直売所集荷 地域つなぐルート便好評 - JAたじま

要望応え週3回に

 JAたじまのファーマーズマーケット「たじまんま」(豊岡市)、JAファーマーズ・たじまんま和田山(朝来市)の2店舗と但馬全域の農家をつなぐ「たじまんまルート便」が好評だ。運行開始から1年、出荷数の増加や出荷者からの要望に応えるため、8月からは週3回に1回増便した。

 2店舗には、出荷者が直接農産物を持ち込むのが原則。しかし、但馬地域は広く、店舗から遠く離れた農家や交通弱者が少なくない。そうした農家は、出荷したくても時間や採算が合わず、出荷が難しいのが現状だ。

 こうした課題を解決して農家を支援し、但馬全域から、各地域の特色ある農産物をより豊富に取りそろえるため、昨年6月に同便の運行を始めた。運行は週2回、1年間で89人が利用。両店舗の品ぞろえを一層充実させている。

 2店舗から約50キロ離れた新温泉町に住む、出荷部会員の中山貞太郎さん(77)も同便利用者の一人だ。昨年までは道の駅などに出荷していたが、コロナ禍で客足が遠のき、売れ行きが悪化。
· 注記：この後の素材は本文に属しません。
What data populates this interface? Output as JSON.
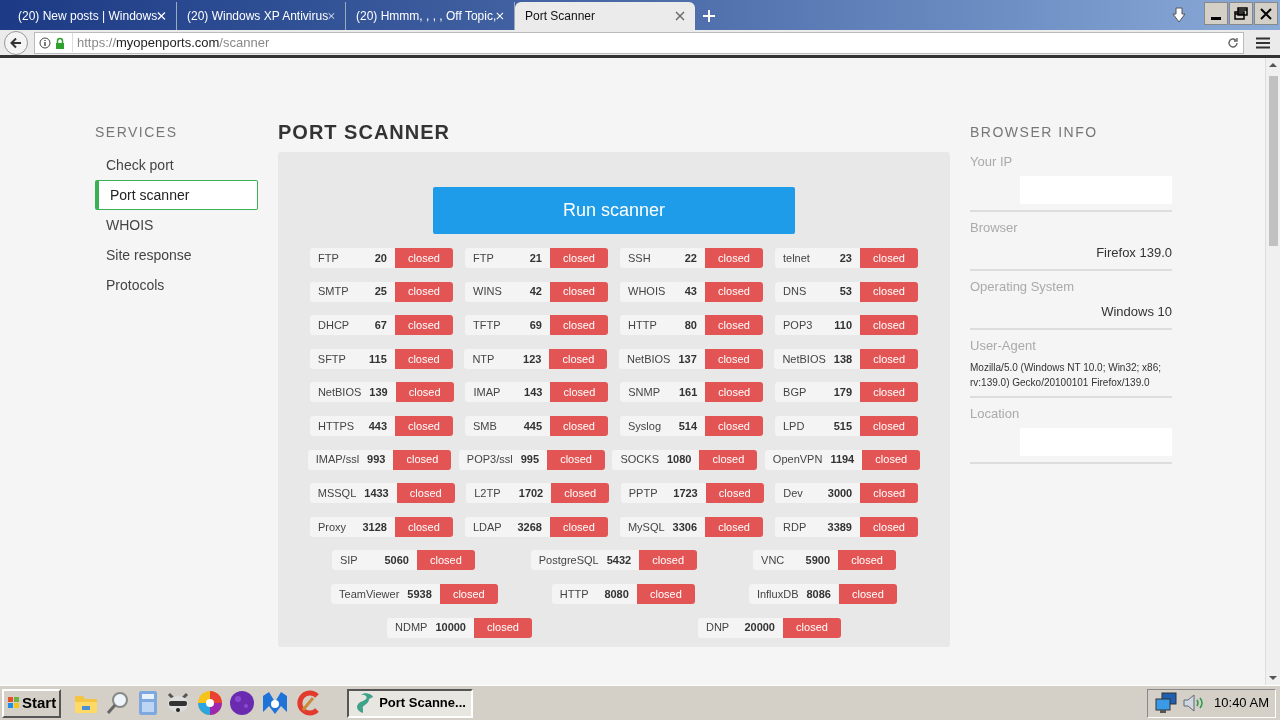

地元客でにぎわい、リピーターが多いたじまんま和田山には、遠方のため出荷できないと考えていたが、ルート便の運行をきっかけに出荷を始めた。

 片道1時間以上かかるたじまんま和田山まで行かなくても、集荷は同JA最寄りの営農生活センターで行うため、時間や労力が大幅に削減でき、出荷も安定した。中山さんは「採算がとれず一時は農業をやめなければならないと思った。農業が続けられてうれしい」と笑顔で話した。